Subscription businesses have become increasingly popular, and many entrepreneurs wonder: should discounts be a regular feature? While they can attract customers, inappropriate usage can also be a growth deterrent. Here's how to get the most out of your subscription discounts.
Understanding the “Subscribe and Save” Model
The essence of "subscribe and save" lies in a value exchange:
Merchants gain consistent revenue and can better plan inventory.
Customers benefit from lower prices and the convenience of auto-refills.
It's essential to realize that the aim of discounts isn't just to attract one-time buyers. Instead of tempting potential customers with a large initial discount, like 20% off their first purchase, consider offering smaller, continuous discounts throughout their subscription period. This encourages prolonged engagement with your brand.

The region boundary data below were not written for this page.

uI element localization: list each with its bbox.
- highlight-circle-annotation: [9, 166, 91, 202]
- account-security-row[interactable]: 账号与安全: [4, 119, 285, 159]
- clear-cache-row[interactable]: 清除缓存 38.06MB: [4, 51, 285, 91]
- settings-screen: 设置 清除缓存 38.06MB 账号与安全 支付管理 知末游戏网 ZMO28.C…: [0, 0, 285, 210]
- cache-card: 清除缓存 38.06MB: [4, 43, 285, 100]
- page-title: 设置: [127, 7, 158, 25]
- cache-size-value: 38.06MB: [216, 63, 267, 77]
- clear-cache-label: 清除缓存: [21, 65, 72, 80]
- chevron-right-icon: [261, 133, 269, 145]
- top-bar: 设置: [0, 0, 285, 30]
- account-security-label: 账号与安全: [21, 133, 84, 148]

When Discounts Can Amplify Subscriptions
The key to an impactful discount strategy is targeting. Discounts should be tailored to entice those already showing interest in your product or those who've made one-off purchases without a subscription. The idea is to promote sustained loyalty rather than sporadic purchases.

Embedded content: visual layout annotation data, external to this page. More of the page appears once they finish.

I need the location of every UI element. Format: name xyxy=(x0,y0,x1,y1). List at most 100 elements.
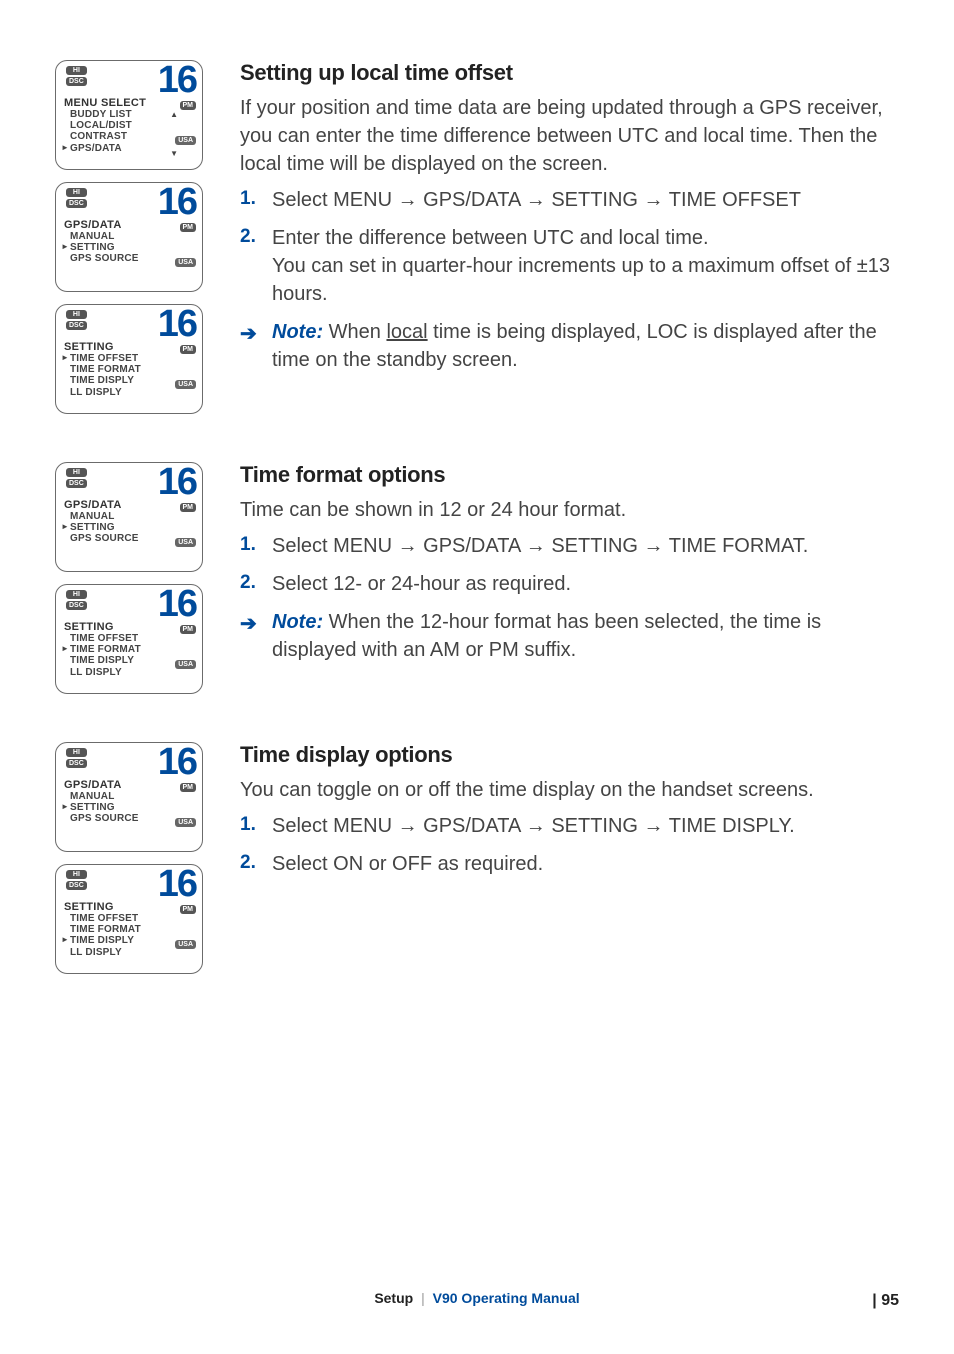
screen-menu: TIME OFFSETTIME FORMATTIME DISPLYLL DISP… xyxy=(70,633,141,678)
channel-number: 16 xyxy=(158,181,196,224)
badge-hi: HI xyxy=(66,590,87,599)
step-item: Enter the difference between UTC and loc… xyxy=(240,224,899,308)
note: ➔ Note: When the 12-hour format has been… xyxy=(240,608,899,664)
menu-row: GPS SOURCE xyxy=(70,533,139,544)
menu-row: TIME FORMAT xyxy=(70,924,141,935)
footer-manual: V90 Operating Manual xyxy=(433,1290,580,1306)
screen-menu: MANUALSETTINGGPS SOURCE xyxy=(70,511,139,545)
badge-hi: HI xyxy=(66,870,87,879)
radio-screen: HI DSC 16 PM USA SETTING TIME OFFSETTIME… xyxy=(55,304,203,414)
screen-title: MENU SELECT xyxy=(64,97,146,109)
badge-dsc: DSC xyxy=(66,479,87,488)
page-number: | 95 xyxy=(872,1292,899,1310)
step-item: Select MENU → GPS/DATA → SETTING → TIME … xyxy=(240,812,899,840)
radio-screen: HI DSC 16 PM USA SETTING TIME OFFSETTIME… xyxy=(55,584,203,694)
section-intro: Time can be shown in 12 or 24 hour forma… xyxy=(240,496,899,524)
badge-hi: HI xyxy=(66,188,87,197)
section-intro: If your position and time data are being… xyxy=(240,94,899,178)
channel-number: 16 xyxy=(158,59,196,102)
channel-number: 16 xyxy=(158,583,196,626)
screen-title: GPS/DATA xyxy=(64,499,122,511)
badge-pm: PM xyxy=(180,345,197,354)
scroll-up-icon: ▲ xyxy=(170,110,178,119)
badge-usa: USA xyxy=(175,940,196,949)
badge-usa: USA xyxy=(175,136,196,145)
badge-usa: USA xyxy=(175,818,196,827)
section-intro: You can toggle on or off the time displa… xyxy=(240,776,899,804)
channel-number: 16 xyxy=(158,741,196,784)
menu-row: TIME OFFSET xyxy=(70,633,141,644)
note-label: Note: xyxy=(272,321,323,343)
badge-pm: PM xyxy=(180,783,197,792)
text-column: Time display options You can toggle on o… xyxy=(240,742,899,888)
menu-row: TIME DISPLY xyxy=(70,655,141,666)
badge-usa: USA xyxy=(175,538,196,547)
badge-pm: PM xyxy=(180,625,197,634)
badge-pm: PM xyxy=(180,101,197,110)
menu-row: GPS/DATA xyxy=(70,143,132,154)
menu-row: MANUAL xyxy=(70,231,139,242)
section-heading: Time display options xyxy=(240,742,899,768)
menu-row: TIME OFFSET xyxy=(70,913,141,924)
screen-title: GPS/DATA xyxy=(64,219,122,231)
screen-title: SETTING xyxy=(64,901,114,913)
screen-menu: BUDDY LISTLOCAL/DISTCONTRASTGPS/DATA xyxy=(70,109,132,154)
footer-setup: Setup xyxy=(374,1290,413,1306)
screen-menu: TIME OFFSETTIME FORMATTIME DISPLYLL DISP… xyxy=(70,913,141,958)
section-heading: Time format options xyxy=(240,462,899,488)
badge-hi: HI xyxy=(66,468,87,477)
badge-dsc: DSC xyxy=(66,601,87,610)
screen-menu: TIME OFFSETTIME FORMATTIME DISPLYLL DISP… xyxy=(70,353,141,398)
menu-row: GPS SOURCE xyxy=(70,253,139,264)
menu-row: MANUAL xyxy=(70,511,139,522)
menu-row: TIME DISPLY xyxy=(70,375,141,386)
page-footer: Setup | V90 Operating Manual xyxy=(0,1290,954,1306)
section-heading: Setting up local time offset xyxy=(240,60,899,86)
step-item: Select MENU → GPS/DATA → SETTING → TIME … xyxy=(240,532,899,560)
badge-usa: USA xyxy=(175,660,196,669)
menu-row: MANUAL xyxy=(70,791,139,802)
radio-screen: HI DSC 16 PM USA SETTING TIME OFFSETTIME… xyxy=(55,864,203,974)
menu-row: SETTING xyxy=(70,242,139,253)
doc-section: HI DSC 16 PM USA ▲▼ MENU SELECT BUDDY LI… xyxy=(55,60,899,414)
screens-column: HI DSC 16 PM USA GPS/DATA MANUALSETTINGG… xyxy=(55,742,210,974)
menu-row: TIME DISPLY xyxy=(70,935,141,946)
badge-pm: PM xyxy=(180,905,197,914)
step-item: Select MENU → GPS/DATA → SETTING → TIME … xyxy=(240,186,899,214)
badge-dsc: DSC xyxy=(66,321,87,330)
badge-dsc: DSC xyxy=(66,77,87,86)
steps-list: Select MENU → GPS/DATA → SETTING → TIME … xyxy=(240,532,899,598)
menu-row: LL DISPLY xyxy=(70,667,141,678)
note: ➔ Note: When local time is being display… xyxy=(240,318,899,374)
badge-dsc: DSC xyxy=(66,881,87,890)
menu-row: SETTING xyxy=(70,802,139,813)
badge-hi: HI xyxy=(66,66,87,75)
badge-usa: USA xyxy=(175,258,196,267)
badge-pm: PM xyxy=(180,223,197,232)
screen-menu: MANUALSETTINGGPS SOURCE xyxy=(70,791,139,825)
menu-row: TIME OFFSET xyxy=(70,353,141,364)
menu-row: GPS SOURCE xyxy=(70,813,139,824)
note-arrow-icon: ➔ xyxy=(240,610,257,638)
steps-list: Select MENU → GPS/DATA → SETTING → TIME … xyxy=(240,186,899,308)
badge-dsc: DSC xyxy=(66,199,87,208)
screens-column: HI DSC 16 PM USA ▲▼ MENU SELECT BUDDY LI… xyxy=(55,60,210,414)
menu-row: LL DISPLY xyxy=(70,387,141,398)
footer-sep: | xyxy=(421,1290,425,1306)
badge-dsc: DSC xyxy=(66,759,87,768)
channel-number: 16 xyxy=(158,863,196,906)
badge-hi: HI xyxy=(66,310,87,319)
doc-section: HI DSC 16 PM USA GPS/DATA MANUALSETTINGG… xyxy=(55,742,899,974)
text-column: Setting up local time offset If your pos… xyxy=(240,60,899,374)
doc-section: HI DSC 16 PM USA GPS/DATA MANUALSETTINGG… xyxy=(55,462,899,694)
menu-row: SETTING xyxy=(70,522,139,533)
channel-number: 16 xyxy=(158,461,196,504)
menu-row: BUDDY LIST xyxy=(70,109,132,120)
screen-menu: MANUALSETTINGGPS SOURCE xyxy=(70,231,139,265)
screen-title: GPS/DATA xyxy=(64,779,122,791)
menu-row: CONTRAST xyxy=(70,131,132,142)
radio-screen: HI DSC 16 PM USA GPS/DATA MANUALSETTINGG… xyxy=(55,742,203,852)
badge-hi: HI xyxy=(66,748,87,757)
screen-title: SETTING xyxy=(64,341,114,353)
step-item: Select ON or OFF as required. xyxy=(240,850,899,878)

The Potential Downside of Discounts: Churn
High discounts may result in high churn. Data suggests that businesses offering consistent discounts might see a spike in subscriber turnover. There are primarily two types of discount-driven customers:
Price-focused Customers: These shoppers are primarily looking for bargains. They might be lured by hefty discounts, but they're also likely to jump ship as soon as a better deal comes along.
Experience-focused Customers: This group values the overall experience, from product quality to customer service. They're less attracted by heavy discounts and more by the overall value proposition.
Recognizing which type of customers you want to attract and retain will guide your discounting strategy.
Optimizing the “Subscribe & Save” Discounts
For businesses just stepping into the subscription arena, it's wise to begin with modest discounts. From there, segment your customer base and experiment with different offers, tracking their impact on conversion and retention rates.
While high churn might seem concerning, it's not always a negative. Some businesses have strategically offered substantial discounts, which initially resulted in increased churn. However, the remaining subscribers significantly increased their spending, offsetting the initial loss.
Consider Legion Athletics: experienced a 50% churn in the first three months after introducing a major promotion. But the spending of the remaining customers increased by 42%, and their long-term value soared by 172%. Clearly, the discount strategy can be beneficial, but it needs a tailored approach.
Laying the Foundations Right
At the core, consumers are attracted by the product, the brand's reputation, and the experience they receive. This trio often trumps discounts. Ensure you focus on these areas, coupled with strategic discounting.
Moreover, understanding the reasons behind subscription cancellations is crucial. If you're not addressing the root cause, even the most tempting discounts won't retain customers.
The Product Type Dictates the Discount Strategy
Typically, everyday products like razors or pet food could benefit from regular subscription discounts since customers often compare prices for these items. However, unique products delivering unparalleled experiences should be careful with discounting. For example, Dry Farm Wines, a wine brand, decided against any discounts, emphasizing the product's value and quality instead. This approach attracted subscribers with a higher potential long-term value.
Relying on a Data-Centric Strategy
Harnessing data analytics to understand customer behavior is pivotal. What attracts them to your product? Why do they opt-out? Such insights can inform better content strategies and enhance subscription experiences, ensuring your business stays a step ahead of the competition.
In the realm of subscriptions, discounts are a powerful tool but should be used judiciously. By understanding your product, your target audience, and their behaviors, you can sculpt a strategy that amplifies growth, boosts retention, and maximizes profits.